In East Baltimore, friendly police and free groceries
Festival for a violence-scarred community
Above: A police helicopter touches down outside an East Baltimore middle school as part of the Day of Hope Festival in 2012. (Louis Krauss)
It’s not every community festival that can arrange for a Foxtrot police helicopter to set down beside the Moonbounce and delight the kids, but the “Day of Hope Festival” held in East Baltimore’s Darley Park on Saturday was a special event for a community that’s been going through some bad times.
As the whop-whop-whop sound intensified, children and adults thronged the fence protecting a grassy area next to William C. March Middle School and cheered when the big blue-and-black helicopter touched down.
After the rotors stopped and the pilots emerged, people were allowed to approach.
“Okay, you are a very special group of kids. You will be able to sit inside this helicopter,” said a grinning Maj. Melvin T. Russell, the commander of the Eastern District and head of their Transformation Team. “Just don’t touch any buttons!”
Sponsored by the local clergy, Somebody Cares Baltimore and the Baltimore City Police Department’s Eastern District, the event featured a puppet show, carnival games and play equipment for kids.
There was also live music, free boxes of vegetables and groceries, HIV screening and blood pressure testing, as well as an appearance by Mayor Stephanie Rawlings-Blake, the Pratt Library bookmobile and booths with assorted services and information about housing, health and home improvement.
“We’re trying to bring healing and hope back to this community and spread it to the whole area and to all of East Baltimore,” said Dr. Marshall F. Prentice, pastor of Zion Baptist Church on North Caroline Street.
Similar “Day of Hope” festivals have been held in recent years at other East Baltimore locations, including Frank C. Bocek Park, at the corner of Madison Street and Edison Highway, and Madison Square Park, at Caroline and Eager streets.
“You heard about the young people we lost?” said Rev. Gregory R. Maddox, of Faith Baptist Church on Bond Street.
Children Gunned Down
The ministers were referring to the deaths of 13-year-old Monae Turnage in March, and 12-year-old Sean Johnson in May 2011.
The children lost their lives blocks from each other in Darley Park, which is in a part of the city that Baltimore Health Department officials said this year has the city’s the highest homicide rate. Their youth – and the circumstances of their deaths – riveted a crime-plagued city.

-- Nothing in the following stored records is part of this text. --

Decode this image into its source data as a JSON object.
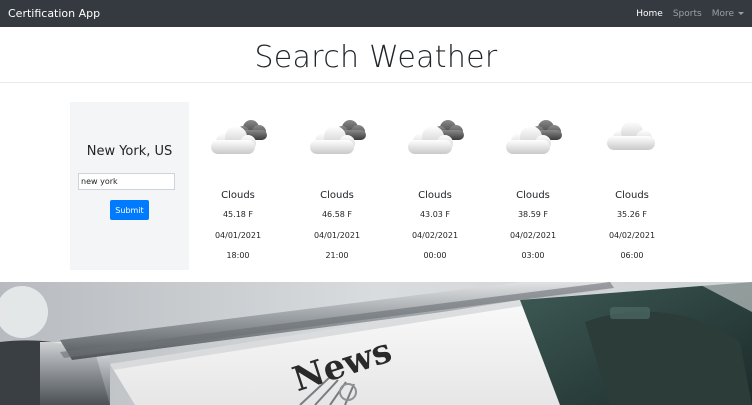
{
  "app": {
    "title": "Certification App"
  },
  "nav": {
    "items": [
      {
        "label": "Home",
        "active": true
      },
      {
        "label": "Sports",
        "active": false
      },
      {
        "label": "More",
        "active": false,
        "dropdown": true
      }
    ]
  },
  "page": {
    "title": "Search Weather"
  },
  "search": {
    "city": "New York, US",
    "input_value": "new york",
    "submit_label": "Submit"
  },
  "forecast": [
    {
      "condition": "Clouds",
      "temp": "45.18 F",
      "date": "04/01/2021",
      "time": "18:00",
      "icon": "partly-cloudy-icon"
    },
    {
      "condition": "Clouds",
      "temp": "46.58 F",
      "date": "04/01/2021",
      "time": "21:00",
      "icon": "partly-cloudy-icon"
    },
    {
      "condition": "Clouds",
      "temp": "43.03 F",
      "date": "04/02/2021",
      "time": "00:00",
      "icon": "partly-cloudy-icon"
    },
    {
      "condition": "Clouds",
      "temp": "38.59 F",
      "date": "04/02/2021",
      "time": "03:00",
      "icon": "partly-cloudy-icon"
    },
    {
      "condition": "Clouds",
      "temp": "35.26 F",
      "date": "04/02/2021",
      "time": "06:00",
      "icon": "cloud-icon"
    }
  ],
  "banner": {
    "text": "News"
  },
  "colors": {
    "navbar": "#343a40",
    "primary": "#007bff",
    "card": "#f4f5f6"
  }
}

Johnson, of Lake Clifton, had been with friends on a Cliftview Avenue porch, watching a basketball game on television, when a man turned a corner and opened fire on the group, killing the 12-year-old and wounding three others. Three men face charges in connection with the shooting.
Turnage, an eighth-grader at William C. March who lived a few blocks from Johnson, was, according to police, accidentally shot by two friends, who then hid her body under trash in an alley.
In May, two boys, one 13 and the other 12, were sentenced in juvenile court in connection with her killing.
In another twist ratcheting up tension in the community, an officer under Russell’s command, John A. Ward, was suspended amid allegations that the rifle used to kill Monae was found in his car.
“And there was another innocent death just last night,” Prentice said, referring to Friday’s shooting on North Caroline Street in Oliver of 21-year-old Derian Hampton.
Prentice started to explain what he meant by “innocent” and then trailed off. “I’d better leave that alone.”
Free Stringbeans, Free Haircuts
The minister turned back to the task at hand – giving the man seated in front of him a very close-cropped hair-do with an electric clipper.
Prentice may spend his Sundays in clerical garb but on this sunny, hot Saturday he was in a gray “Day of Hope” tee-shirt, sweat rolling down his cheek, staffing the festival’s free haircut tent.
“My father taught me how to cut hair. I cut my sons’ hair,” Prentice explained to a reporter, as the smell of grilling meat and the crisp harmonies of the a capella group “One Accord” mingled in the air.
“We’ve got to pray for all the people, who’re sleeping in the street,” they sang. “Pray for all the people who don’t have enough to eat.”
A line about 80 people long snaked past the singers – people waiting for a box of groceries. One of them was Sandra Sabb, helped on this day by a neighborhood 10-year-old, Brandon Hinton.
“I lost my job and my unemployment just ran out,” said Sabb, 51, who had worked at Blue Cross Blue Shield in customer service and then as a clerk at a liquor store. After two years, she said, the store owner “couldn’t keep me on – he couldn’t afford to.”
Since then, she’s had to apply for cash assistance from Social Services and scrape by as best she can to support herself and her sons, ages 14 and 16, at home. “I swallowed my pride,” she said, wincing.
The box of free items she and Brandon were carrying away from the festival contained laundry detergent and plastic bags of produce including string beans, sweet potatoes and white potatoes.
“It helps a lot,” she said, setting the box down for a moment and standing with Brandon to pose for a picture.